2007

Author(s): Hallegatte S

This paper presents a method to assess how climate change could translate into economic losses through the modelling of the different mechanisms that need to be taken into account. In this presentation, we start from a 10 percent increase in hurricane potential intensity, and we follow the causal chain from this large-scale change to total economic losses. To do so, this large-scale change is downscaled to a small spatial scale, pertinent to investigate socio-economic impacts. This downscaling is carried out using the Emanuel's hurricane model, which provides the annual probability of landfall of hurricanes from different categories of the Saffir-Simpson scale, in each region of the U.S. Atlantic and Gulf coast. As an example, the annual probability of category-5 landfall over the U.S. coastline is found to increase from 7 to 21 percent in response to the potential intensity increase. These landfall probabilities are of the foremost importance for urban planners and infrastructure designers. Other actors, however, are interested in different information.
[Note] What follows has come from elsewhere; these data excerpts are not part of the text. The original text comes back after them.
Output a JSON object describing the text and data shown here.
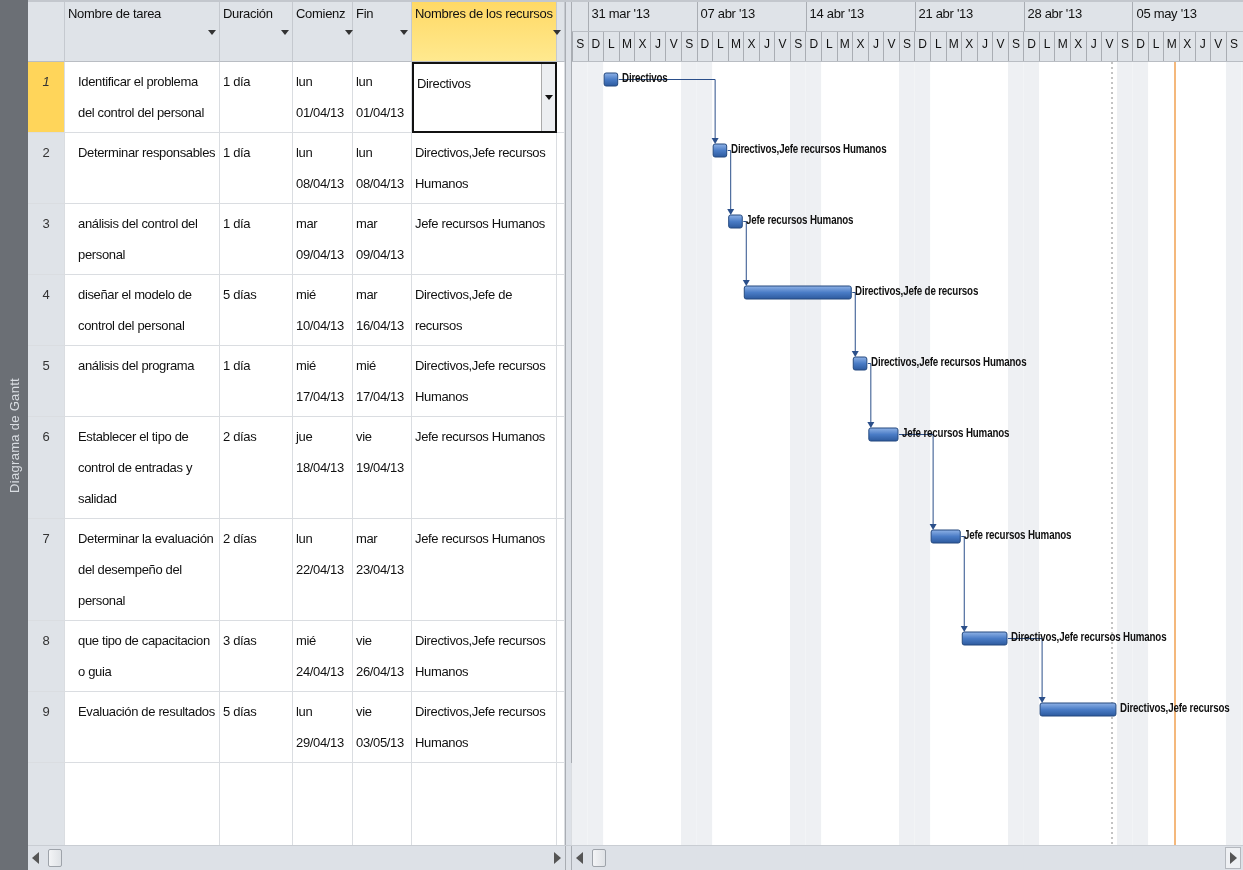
{
  "sidebar": {
    "title": "Diagrama de Gantt"
  },
  "columns": [
    {
      "label": "Nombre de tarea",
      "selected": false
    },
    {
      "label": "Duración",
      "selected": false
    },
    {
      "label": "Comienz",
      "selected": false
    },
    {
      "label": "Fin",
      "selected": false
    },
    {
      "label": "Nombres de los recursos",
      "selected": true
    }
  ],
  "timeline": {
    "weeks": [
      "31 mar '13",
      "07 abr '13",
      "14 abr '13",
      "21 abr '13",
      "28 abr '13",
      "05 may '13"
    ],
    "days": [
      "S",
      "D",
      "L",
      "M",
      "X",
      "J",
      "V",
      "S",
      "D",
      "L",
      "M",
      "X",
      "J",
      "V",
      "S",
      "D",
      "L",
      "M",
      "X",
      "J",
      "V",
      "S",
      "D",
      "L",
      "M",
      "X",
      "J",
      "V",
      "S",
      "D",
      "L",
      "M",
      "X",
      "J",
      "V",
      "S",
      "D",
      "L",
      "M",
      "X",
      "J",
      "V",
      "S"
    ]
  },
  "tasks": [
    {
      "id": "1",
      "name": "Identificar el problema del control del personal",
      "duration": "1 día",
      "start": "lun 01/04/13",
      "finish": "lun 01/04/13",
      "resources": "Directivos",
      "bar_label": "Directivos",
      "selected": true,
      "editing": true
    },
    {
      "id": "2",
      "name": "Determinar responsables",
      "duration": "1 día",
      "start": "lun 08/04/13",
      "finish": "lun 08/04/13",
      "resources": "Directivos,Jefe recursos Humanos",
      "bar_label": "Directivos,Jefe recursos Humanos",
      "selected": false,
      "editing": false
    },
    {
      "id": "3",
      "name": "análisis del control del personal",
      "duration": "1 día",
      "start": "mar 09/04/13",
      "finish": "mar 09/04/13",
      "resources": "Jefe recursos Humanos",
      "bar_label": "Jefe recursos Humanos",
      "selected": false,
      "editing": false
    },
    {
      "id": "4",
      "name": "diseñar el modelo de control del personal",
      "duration": "5 días",
      "start": "mié 10/04/13",
      "finish": "mar 16/04/13",
      "resources": "Directivos,Jefe de recursos",
      "bar_label": "Directivos,Jefe de recursos",
      "selected": false,
      "editing": false
    },
    {
      "id": "5",
      "name": "análisis del programa",
      "duration": "1 día",
      "start": "mié 17/04/13",
      "finish": "mié 17/04/13",
      "resources": "Directivos,Jefe recursos Humanos",
      "bar_label": "Directivos,Jefe recursos Humanos",
      "selected": false,
      "editing": false
    },
    {
      "id": "6",
      "name": "Establecer el tipo de control de entradas y salidad",
      "duration": "2 días",
      "start": "jue 18/04/13",
      "finish": "vie 19/04/13",
      "resources": "Jefe recursos Humanos",
      "bar_label": "Jefe recursos Humanos",
      "selected": false,
      "editing": false
    },
    {
      "id": "7",
      "name": "Determinar la evaluación del desempeño del personal",
      "duration": "2 días",
      "start": "lun 22/04/13",
      "finish": "mar 23/04/13",
      "resources": "Jefe recursos Humanos",
      "bar_label": "Jefe recursos Humanos",
      "selected": false,
      "editing": false
    },
    {
      "id": "8",
      "name": "que tipo de capacitacion o guia",
      "duration": "3 días",
      "start": "mié 24/04/13",
      "finish": "vie 26/04/13",
      "resources": "Directivos,Jefe recursos Humanos",
      "bar_label": "Directivos,Jefe recursos Humanos",
      "selected": false,
      "editing": false
    },
    {
      "id": "9",
      "name": "Evaluación de resultados",
      "duration": "5 días",
      "start": "lun 29/04/13",
      "finish": "vie 03/05/13",
      "resources": "Directivos,Jefe recursos Humanos",
      "bar_label": "Directivos,Jefe recursos",
      "selected": false,
      "editing": false
    }
  ]
}
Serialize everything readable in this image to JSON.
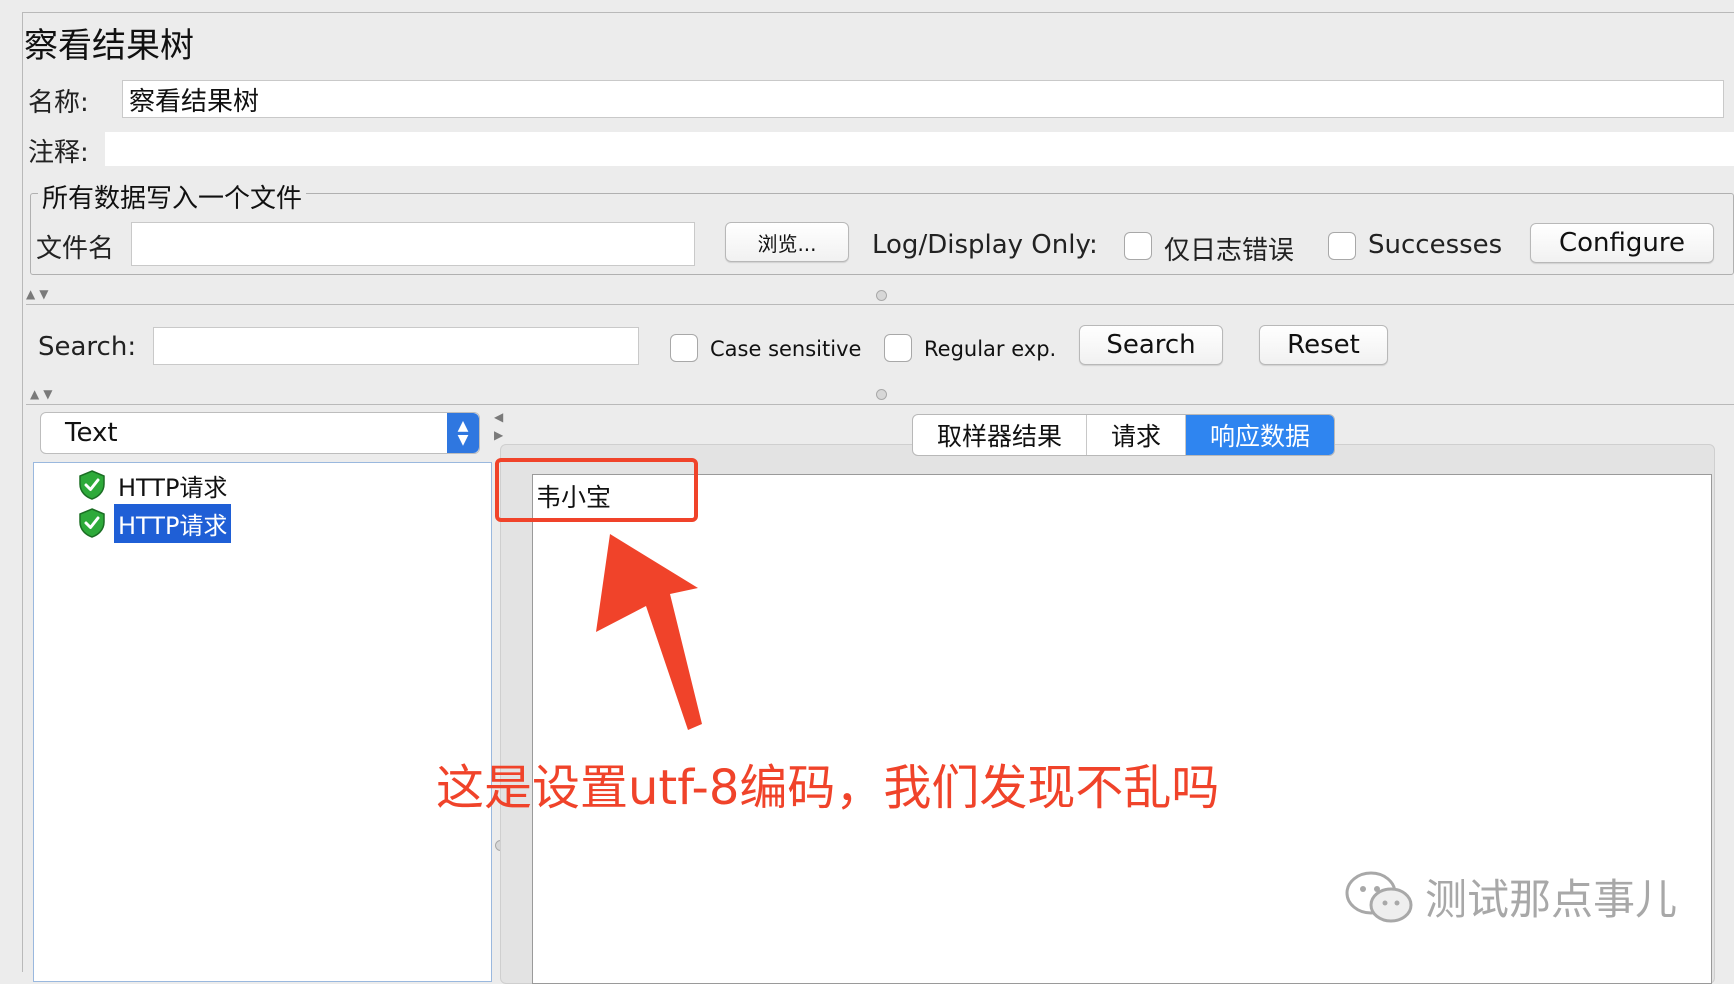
{
  "panel": {
    "title": "察看结果树"
  },
  "name_row": {
    "label": "名称:",
    "value": "察看结果树"
  },
  "comment_row": {
    "label": "注释:",
    "value": ""
  },
  "file_group": {
    "title": "所有数据写入一个文件",
    "filename_label": "文件名",
    "filename_value": "",
    "browse_label": "浏览...",
    "log_display_label": "Log/Display Only:",
    "errors_label": "仅日志错误",
    "successes_label": "Successes",
    "configure_label": "Configure"
  },
  "search_bar": {
    "label": "Search:",
    "value": "",
    "case_sensitive_label": "Case sensitive",
    "regex_label": "Regular exp.",
    "search_button": "Search",
    "reset_button": "Reset"
  },
  "renderer": {
    "selected": "Text"
  },
  "tree": {
    "items": [
      "HTTP请求",
      "HTTP请求"
    ],
    "selected_index": 1
  },
  "tabs": [
    {
      "label": "取样器结果",
      "active": false
    },
    {
      "label": "请求",
      "active": false
    },
    {
      "label": "响应数据",
      "active": true
    }
  ],
  "response": {
    "content": "韦小宝"
  },
  "annotation": {
    "text": "这是设置utf-8编码，我们发现不乱吗",
    "color": "#f0432a"
  },
  "watermark": {
    "text": "测试那点事儿"
  },
  "colors": {
    "accent": "#2f85f0",
    "annotation_red": "#f0432a",
    "success_green": "#2eaa3a"
  }
}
Insurers, for instance, needs these probabilities to be transformed into possible changes in the direct losses caused by hurricanes. Here, this transformation is carried out using a simple statistical analysis of past landfalls and the corresponding losses, and this analysis suggests that, if vulnerability remains unchanged, average annual losses could increase by 54 percent, from 8 billion to 12 billion a year. Of course, adaptation strategies could be undertaken to limit these losses and several strategies to do so are discussed. Finally, many economic mechanisms enter into action to reduce or amplify direct losses: propagation between economic sectors, production losses during the reconstruction period, macroeconomic feedbacks, etc. These indirect effects are investigated using a modified Input-Output model (ARIO), which provide an estimate of how the initial change in large-scale condition causes welfare losses. The model suggests that total economic losses increase like the square of direct losses, amplifying the role of the most extreme events. For instance, in Louisiana, total losses are twice as large as direct losses when the latter exceed $ 200 billion. Again, we discuss several adaptation strategies that can reduce indirect losses by improving the ability of the economy to reconstruct and deal with the disaster consequences.